01 - Notre langue est-elle libre ?

Notre langue est-elle libre ?
Nous pouvons grincer des dents autant qu'il nous sied, nous n'empêcherons pas la langue française d'évoluer. Ce ne sont pas contre ces évolutions en elles-mêmes que le tout un chacun s'élève. Qui ne s'est jamais indigné contre l'emploi malencontreux d'une expression, la libre interprétation d'une grammaire aux règles pourtant bien établies, le détournement absurde d'une maxime, me jette la première pierre. Pour autant, faut-il envisager une nouvelle réforme de l'orthographe ? Une telle réforme serait-elle applicable ? La réforme refléterait-elle avec à propos les nouvelles habitudes d'une écriture en pleine mutation, et permettrait-elle seulement de répondre à l'évolution du langage ?
Chaque projet de réforme de l'orthographe déchaîne régulièrement les passions. Pour les aficionados de la langue et les plus de 65 ans, c'est : "pas touche à ma langue !" Ma langue : le possessif pour dire que l'on s'approprie le Français, que l'on assimile pour le restituer avec toutes ses nuances. Pourquoi alors refuser qu'une matière aussi noble que notre cher Français, aussi vivante, aussi réactive dans la transposition, quasi automatique, qu'elle donne des nouvelles idées, nouveaux courants, nouvelles modes, évolue et intègre de nouvelles formes ? Ce que le lieu commun semble refuse ren même temps qu'il les adopte largement, ce sont les nouveaux "vulgarismes"(1) du langage. Autrement dit, la facilité d'expression au mépris de toute considération sémantique, la perte des nuances propres à la langue, et qui donnent lieu à une multitude d'adjectifs dont la précision nous est chère autant qu'elle restreint leur emploi à des cas qui se rencontrent de moins en moins, de noms qui n'ont plus lieu d'être dès lors que la fonction qu'ils décrivent ne trouve plus de justification sociale, et que pourtant nous ne finissons d'abandonner que tardivement, après force discussions toutes d'un très bon français.

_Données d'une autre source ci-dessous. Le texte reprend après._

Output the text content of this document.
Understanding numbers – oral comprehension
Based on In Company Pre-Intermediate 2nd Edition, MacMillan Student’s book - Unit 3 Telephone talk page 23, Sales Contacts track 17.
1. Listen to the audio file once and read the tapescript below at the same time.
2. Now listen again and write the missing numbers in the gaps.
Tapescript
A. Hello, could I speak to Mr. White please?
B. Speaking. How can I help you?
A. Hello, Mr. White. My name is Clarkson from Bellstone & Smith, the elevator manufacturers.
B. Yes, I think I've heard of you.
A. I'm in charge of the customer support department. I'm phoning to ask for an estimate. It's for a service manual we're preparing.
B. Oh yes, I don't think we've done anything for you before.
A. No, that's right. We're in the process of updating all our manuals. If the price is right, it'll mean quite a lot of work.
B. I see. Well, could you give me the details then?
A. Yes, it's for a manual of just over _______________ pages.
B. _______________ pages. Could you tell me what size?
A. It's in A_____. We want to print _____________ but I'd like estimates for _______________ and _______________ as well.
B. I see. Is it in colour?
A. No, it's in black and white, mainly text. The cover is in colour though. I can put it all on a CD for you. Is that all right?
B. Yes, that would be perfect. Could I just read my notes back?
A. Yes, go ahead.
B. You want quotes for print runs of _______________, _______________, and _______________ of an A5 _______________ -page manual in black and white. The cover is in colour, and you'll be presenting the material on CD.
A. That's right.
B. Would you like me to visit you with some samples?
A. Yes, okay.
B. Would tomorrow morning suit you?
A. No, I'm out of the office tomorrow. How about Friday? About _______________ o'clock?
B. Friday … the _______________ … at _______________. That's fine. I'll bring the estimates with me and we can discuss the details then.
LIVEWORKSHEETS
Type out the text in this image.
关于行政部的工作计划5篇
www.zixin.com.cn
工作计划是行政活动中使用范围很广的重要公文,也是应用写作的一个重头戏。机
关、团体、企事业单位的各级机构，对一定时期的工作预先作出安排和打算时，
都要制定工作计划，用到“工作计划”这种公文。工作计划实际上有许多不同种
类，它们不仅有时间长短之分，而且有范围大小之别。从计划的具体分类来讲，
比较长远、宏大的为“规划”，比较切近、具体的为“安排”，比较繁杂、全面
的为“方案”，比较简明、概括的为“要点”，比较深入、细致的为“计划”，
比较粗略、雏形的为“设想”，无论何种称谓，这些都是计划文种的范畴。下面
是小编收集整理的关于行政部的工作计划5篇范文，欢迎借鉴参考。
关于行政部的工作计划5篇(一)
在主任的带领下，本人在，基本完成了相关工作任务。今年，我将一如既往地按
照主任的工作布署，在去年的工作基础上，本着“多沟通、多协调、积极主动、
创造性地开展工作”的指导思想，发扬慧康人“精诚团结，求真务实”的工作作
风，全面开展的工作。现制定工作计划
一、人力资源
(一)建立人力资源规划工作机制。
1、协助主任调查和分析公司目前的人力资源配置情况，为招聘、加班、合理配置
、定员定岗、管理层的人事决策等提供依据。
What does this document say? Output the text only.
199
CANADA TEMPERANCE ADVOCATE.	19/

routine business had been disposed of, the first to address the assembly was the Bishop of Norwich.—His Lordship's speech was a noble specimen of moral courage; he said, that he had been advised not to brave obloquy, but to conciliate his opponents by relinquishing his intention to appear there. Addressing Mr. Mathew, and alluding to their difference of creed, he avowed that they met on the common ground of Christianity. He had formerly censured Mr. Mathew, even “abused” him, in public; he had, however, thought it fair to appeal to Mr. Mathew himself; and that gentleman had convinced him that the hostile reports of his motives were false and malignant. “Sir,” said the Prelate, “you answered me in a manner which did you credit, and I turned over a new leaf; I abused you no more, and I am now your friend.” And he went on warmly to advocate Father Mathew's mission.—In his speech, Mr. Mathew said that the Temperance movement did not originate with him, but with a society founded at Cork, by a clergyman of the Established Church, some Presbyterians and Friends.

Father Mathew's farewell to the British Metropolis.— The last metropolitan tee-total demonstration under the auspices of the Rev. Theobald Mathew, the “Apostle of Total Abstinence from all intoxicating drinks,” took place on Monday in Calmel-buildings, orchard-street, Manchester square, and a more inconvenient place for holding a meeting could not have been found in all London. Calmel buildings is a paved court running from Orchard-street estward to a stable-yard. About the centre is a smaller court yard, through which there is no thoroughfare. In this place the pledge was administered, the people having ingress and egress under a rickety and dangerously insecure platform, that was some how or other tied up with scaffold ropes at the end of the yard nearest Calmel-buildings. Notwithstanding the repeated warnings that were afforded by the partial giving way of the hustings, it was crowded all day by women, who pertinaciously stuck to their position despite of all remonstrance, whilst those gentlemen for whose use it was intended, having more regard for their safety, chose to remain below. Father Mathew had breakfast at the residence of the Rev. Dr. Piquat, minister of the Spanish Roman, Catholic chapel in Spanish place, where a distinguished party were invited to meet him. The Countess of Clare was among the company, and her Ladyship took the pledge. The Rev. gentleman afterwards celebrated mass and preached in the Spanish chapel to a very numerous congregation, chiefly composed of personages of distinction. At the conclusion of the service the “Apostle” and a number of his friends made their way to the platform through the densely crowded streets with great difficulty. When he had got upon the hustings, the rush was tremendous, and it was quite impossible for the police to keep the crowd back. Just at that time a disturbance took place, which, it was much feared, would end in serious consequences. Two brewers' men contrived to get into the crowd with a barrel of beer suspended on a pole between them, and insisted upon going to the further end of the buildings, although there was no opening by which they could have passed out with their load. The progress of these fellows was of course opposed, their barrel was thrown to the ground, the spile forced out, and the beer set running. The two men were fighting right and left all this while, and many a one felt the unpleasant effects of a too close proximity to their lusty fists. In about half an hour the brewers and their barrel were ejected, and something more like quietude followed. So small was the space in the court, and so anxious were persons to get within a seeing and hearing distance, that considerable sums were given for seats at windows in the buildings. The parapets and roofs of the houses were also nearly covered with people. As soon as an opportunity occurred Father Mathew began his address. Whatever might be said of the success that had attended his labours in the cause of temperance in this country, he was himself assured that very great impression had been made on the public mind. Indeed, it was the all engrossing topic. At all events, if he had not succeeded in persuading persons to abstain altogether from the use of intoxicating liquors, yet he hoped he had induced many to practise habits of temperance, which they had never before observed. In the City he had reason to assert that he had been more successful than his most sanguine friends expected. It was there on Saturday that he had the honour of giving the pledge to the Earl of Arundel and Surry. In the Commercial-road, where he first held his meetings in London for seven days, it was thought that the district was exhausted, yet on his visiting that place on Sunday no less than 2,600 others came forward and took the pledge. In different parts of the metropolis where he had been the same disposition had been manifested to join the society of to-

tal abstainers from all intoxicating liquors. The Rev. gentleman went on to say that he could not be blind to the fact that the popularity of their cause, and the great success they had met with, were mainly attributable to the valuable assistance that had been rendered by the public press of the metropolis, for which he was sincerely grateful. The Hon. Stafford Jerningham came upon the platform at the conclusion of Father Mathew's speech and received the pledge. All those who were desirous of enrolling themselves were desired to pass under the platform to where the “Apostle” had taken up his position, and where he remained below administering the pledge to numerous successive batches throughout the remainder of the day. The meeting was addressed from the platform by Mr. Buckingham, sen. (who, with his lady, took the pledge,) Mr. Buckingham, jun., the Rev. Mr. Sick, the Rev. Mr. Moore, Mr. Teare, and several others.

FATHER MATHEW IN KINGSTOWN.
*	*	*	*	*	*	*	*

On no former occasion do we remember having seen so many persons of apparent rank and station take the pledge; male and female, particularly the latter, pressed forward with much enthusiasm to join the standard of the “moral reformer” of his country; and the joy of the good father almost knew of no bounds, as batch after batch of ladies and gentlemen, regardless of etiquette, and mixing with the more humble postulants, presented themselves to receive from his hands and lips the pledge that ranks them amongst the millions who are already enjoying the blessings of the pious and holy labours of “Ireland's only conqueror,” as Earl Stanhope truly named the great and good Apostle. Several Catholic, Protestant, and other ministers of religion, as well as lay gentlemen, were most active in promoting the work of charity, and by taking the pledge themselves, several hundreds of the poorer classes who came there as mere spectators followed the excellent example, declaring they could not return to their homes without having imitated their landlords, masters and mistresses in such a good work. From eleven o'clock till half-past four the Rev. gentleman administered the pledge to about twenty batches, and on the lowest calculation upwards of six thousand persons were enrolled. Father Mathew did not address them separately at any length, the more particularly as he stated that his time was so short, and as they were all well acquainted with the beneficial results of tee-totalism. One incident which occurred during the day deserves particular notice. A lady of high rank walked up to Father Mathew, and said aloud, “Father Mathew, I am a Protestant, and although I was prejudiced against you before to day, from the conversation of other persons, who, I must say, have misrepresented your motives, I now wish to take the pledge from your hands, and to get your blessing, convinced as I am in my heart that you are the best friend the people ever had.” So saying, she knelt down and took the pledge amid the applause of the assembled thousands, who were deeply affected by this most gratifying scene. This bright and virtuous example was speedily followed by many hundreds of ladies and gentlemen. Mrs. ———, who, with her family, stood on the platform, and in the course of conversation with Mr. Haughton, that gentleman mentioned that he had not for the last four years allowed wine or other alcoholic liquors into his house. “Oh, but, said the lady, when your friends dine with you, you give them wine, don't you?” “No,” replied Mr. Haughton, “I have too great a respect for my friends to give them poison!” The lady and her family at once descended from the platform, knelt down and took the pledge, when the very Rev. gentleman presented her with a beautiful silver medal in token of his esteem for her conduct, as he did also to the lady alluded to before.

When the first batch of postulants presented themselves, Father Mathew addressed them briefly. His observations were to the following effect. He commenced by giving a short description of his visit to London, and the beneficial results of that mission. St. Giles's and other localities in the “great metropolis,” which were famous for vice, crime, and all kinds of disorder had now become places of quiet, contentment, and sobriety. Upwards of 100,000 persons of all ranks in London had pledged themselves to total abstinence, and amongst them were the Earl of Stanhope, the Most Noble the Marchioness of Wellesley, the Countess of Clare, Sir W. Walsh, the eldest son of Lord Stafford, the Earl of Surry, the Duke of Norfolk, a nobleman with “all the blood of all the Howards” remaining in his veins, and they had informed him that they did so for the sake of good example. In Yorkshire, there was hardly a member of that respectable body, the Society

Ce caractère réfractaire à la réforme de la langue se retrouverait, selon un sondage Ifop(2), chez plus de la moitié des Français (56%), et serait plus marqué chez les plus de 65 ans (61% contre 38% de favorables). Les moins de 35 ans seraient encore 51% à être défavorables à une telle réforme. L'adoption de certains anglicismes, la généralisation de l'Anglais dans les relations professionnelles et les échanges, placent la langue Anglais en ligne de mire : plébiscité par la jeunesse, l'adoption grandissante de tout vocabulaire construit à partir de l'anglais fait réagir leurs aînés plus vertement. A juste raison ? Lorsque l'on sait que la langue anglaise, à l'instar du français, les Anglophones du Royaume-Unis et des Etats-Unis déplorent, eux aussi, une certaine déliquescence de cet anglais de Sheakespeare cher à leur coeur, l'on est tout naturellement amené à se poser la question.
(1)Ici le terme "vulgaire" n'est pas entendu comme "grossier" ou "injurieux", mais pris, évidemment, comme "communément répandu", provenant d'un usage large et peu nuancé.
(2)Sondage réalisé en septembre 2009 auprès d'un échantillon de 1004 personnes de 15 ans et plus.